Monitoring
Dashboards
- Platform Health — request rate, p95 latency, error ratio, CPU/mem per service.
- Attendance Funnel — punches ingested, processed, errored, flagged by code (per 5 min).
- Queue Health — Horizon queue depth + throughput per queue.
- Business KPIs — check-in completion rate by unit, late-check-in ratio, week-over-week trends.
Alerts
| Alert | Threshold | Severity |
|---|---|---|
/attendance/punch error ratio | > 2% over 5 min | page |
Queue depth punches | > 5,000 for 10 min | page |
| DB CPU | > 80% sustained 10 min | notify |
| Backup job failure | any | page |
| TLS cert expiry | < 14 days | notify |
| Login failure rate | > 20% over 10 min | notify (possible attack) |
SLOs
- Punch ingestion — 99.9% of requests in 2026 are accepted (HTTP 2xx) within 500 ms p95.
- Processing lag — 99% of punches produce an attendance row within 60 seconds.
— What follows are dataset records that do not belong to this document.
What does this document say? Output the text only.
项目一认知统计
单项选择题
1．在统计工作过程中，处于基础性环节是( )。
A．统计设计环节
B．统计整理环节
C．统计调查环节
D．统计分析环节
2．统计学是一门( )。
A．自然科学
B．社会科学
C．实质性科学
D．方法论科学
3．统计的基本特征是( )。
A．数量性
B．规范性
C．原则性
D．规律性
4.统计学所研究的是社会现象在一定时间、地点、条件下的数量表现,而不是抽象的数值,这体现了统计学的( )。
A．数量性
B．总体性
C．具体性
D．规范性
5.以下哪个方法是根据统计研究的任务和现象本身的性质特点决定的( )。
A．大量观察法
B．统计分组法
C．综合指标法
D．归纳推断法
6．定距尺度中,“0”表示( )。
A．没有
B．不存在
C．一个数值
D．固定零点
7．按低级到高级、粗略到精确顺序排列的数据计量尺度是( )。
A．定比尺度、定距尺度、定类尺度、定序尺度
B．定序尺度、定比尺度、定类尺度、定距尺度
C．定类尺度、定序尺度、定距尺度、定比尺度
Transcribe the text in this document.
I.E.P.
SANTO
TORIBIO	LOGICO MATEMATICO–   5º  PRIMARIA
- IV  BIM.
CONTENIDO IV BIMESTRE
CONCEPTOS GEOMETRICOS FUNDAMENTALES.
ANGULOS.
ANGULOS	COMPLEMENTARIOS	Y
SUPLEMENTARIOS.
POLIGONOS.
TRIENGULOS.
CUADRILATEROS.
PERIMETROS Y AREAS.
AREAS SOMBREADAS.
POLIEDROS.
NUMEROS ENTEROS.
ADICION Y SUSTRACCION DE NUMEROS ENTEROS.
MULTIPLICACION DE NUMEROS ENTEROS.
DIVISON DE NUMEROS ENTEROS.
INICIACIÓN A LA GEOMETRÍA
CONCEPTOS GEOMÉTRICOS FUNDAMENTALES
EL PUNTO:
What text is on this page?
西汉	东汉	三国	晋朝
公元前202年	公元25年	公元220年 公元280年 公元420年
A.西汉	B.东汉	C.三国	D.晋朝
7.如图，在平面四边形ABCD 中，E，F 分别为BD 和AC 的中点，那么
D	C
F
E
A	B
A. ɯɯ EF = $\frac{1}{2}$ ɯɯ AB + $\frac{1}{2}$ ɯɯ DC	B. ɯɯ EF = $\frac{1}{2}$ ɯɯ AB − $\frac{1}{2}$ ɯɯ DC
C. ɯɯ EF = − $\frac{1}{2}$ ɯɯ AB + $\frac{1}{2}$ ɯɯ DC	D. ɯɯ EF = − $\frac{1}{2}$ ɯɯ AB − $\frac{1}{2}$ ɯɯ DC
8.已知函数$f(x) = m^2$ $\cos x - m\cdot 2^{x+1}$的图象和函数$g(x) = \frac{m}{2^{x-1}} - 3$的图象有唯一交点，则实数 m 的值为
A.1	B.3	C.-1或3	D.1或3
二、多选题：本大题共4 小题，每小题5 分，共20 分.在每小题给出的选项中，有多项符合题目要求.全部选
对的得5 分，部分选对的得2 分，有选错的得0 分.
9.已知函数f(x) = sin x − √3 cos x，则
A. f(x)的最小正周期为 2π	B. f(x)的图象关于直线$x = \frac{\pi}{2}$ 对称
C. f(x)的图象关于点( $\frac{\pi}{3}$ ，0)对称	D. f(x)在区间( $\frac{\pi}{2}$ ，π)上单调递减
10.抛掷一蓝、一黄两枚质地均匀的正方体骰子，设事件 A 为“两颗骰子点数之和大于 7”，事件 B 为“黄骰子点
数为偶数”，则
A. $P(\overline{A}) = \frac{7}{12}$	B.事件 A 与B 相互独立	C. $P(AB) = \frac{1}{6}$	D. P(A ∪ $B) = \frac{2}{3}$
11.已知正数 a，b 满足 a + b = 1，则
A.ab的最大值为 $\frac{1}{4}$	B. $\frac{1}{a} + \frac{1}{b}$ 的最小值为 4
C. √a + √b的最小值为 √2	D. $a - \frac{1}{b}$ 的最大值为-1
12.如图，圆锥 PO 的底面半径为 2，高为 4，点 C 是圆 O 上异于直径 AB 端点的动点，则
- Export — 95% of exports delivered under 2 minutes.
Log Taxonomy
Structured fields on every log line:
{ "ts": "...", "level": "...", "trace_id": "...", "user_id": 42,
"org_id": 1, "unit_id": 12, "action": "attendance.punch",
"outcome": "accepted", "flags": ["LATE_CHECK_IN"] }
Synthetic Monitoring
A canary job runs every 5 minutes:
- Logs in as a seeded synthetic employee.
- Performs a check-in with simulated GPS.
- Verifies the attendance row appears within 30 s.
- Alerts if the end-to-end pipeline breaks, independent of per-host probes.